Dass die drei Stundenten hier wieder heil herauskommen, haben sie letztlich Rick Blaine zu verdanken und natürlich dem Autor, der die despotische Uni-Rektorin plötzlich vom Saulus zum Paulus werden lässt. Dank des selbstlosen alten Professors, der für diese Aktion natürlich sein abgelebtes Leben dahingibt, läutert sich die Rektorin und nutzt ihrerseits ihre taktische Erfahrung, um die Studenten aus den Klauen des anarchistischen Blutsaugers zu retten.

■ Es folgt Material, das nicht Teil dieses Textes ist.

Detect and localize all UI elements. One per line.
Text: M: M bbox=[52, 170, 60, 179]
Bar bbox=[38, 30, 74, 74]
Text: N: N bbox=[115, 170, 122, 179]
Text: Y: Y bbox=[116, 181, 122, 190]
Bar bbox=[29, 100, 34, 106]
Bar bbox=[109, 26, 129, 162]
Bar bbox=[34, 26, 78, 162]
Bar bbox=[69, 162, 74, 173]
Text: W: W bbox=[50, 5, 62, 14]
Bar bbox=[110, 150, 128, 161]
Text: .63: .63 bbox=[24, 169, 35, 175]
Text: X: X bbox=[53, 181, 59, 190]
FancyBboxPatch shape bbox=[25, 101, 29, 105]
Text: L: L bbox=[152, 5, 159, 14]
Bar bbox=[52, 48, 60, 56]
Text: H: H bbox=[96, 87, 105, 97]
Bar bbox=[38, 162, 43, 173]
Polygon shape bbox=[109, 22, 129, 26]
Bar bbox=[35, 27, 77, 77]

Fazit: genau das richtige Buch für den Strand, wenn man sowieso ständig von spielenden Kindern und anderen Umständen bei der Lektüre unterbrochen wird, und das am Ende auch noch die Gerechtigkeit auf ganzer Linie siegen lässt. Ob die Handlung immer schlüssig ist, der Plot ausreichend glaubwürdig und repräsentativ ist und ob die zentralen Dialoge ein kontroverses Thema wirklich ausleuchten, spielt dann keine Rolle mehr.

Das Buch „Oxford 7“ ist in der Frankfurter Verlagsanstalt unter der ISBN 978-3-627-00191-9 erschienen, umfasst 285 Seiten und kostet 19,90 €.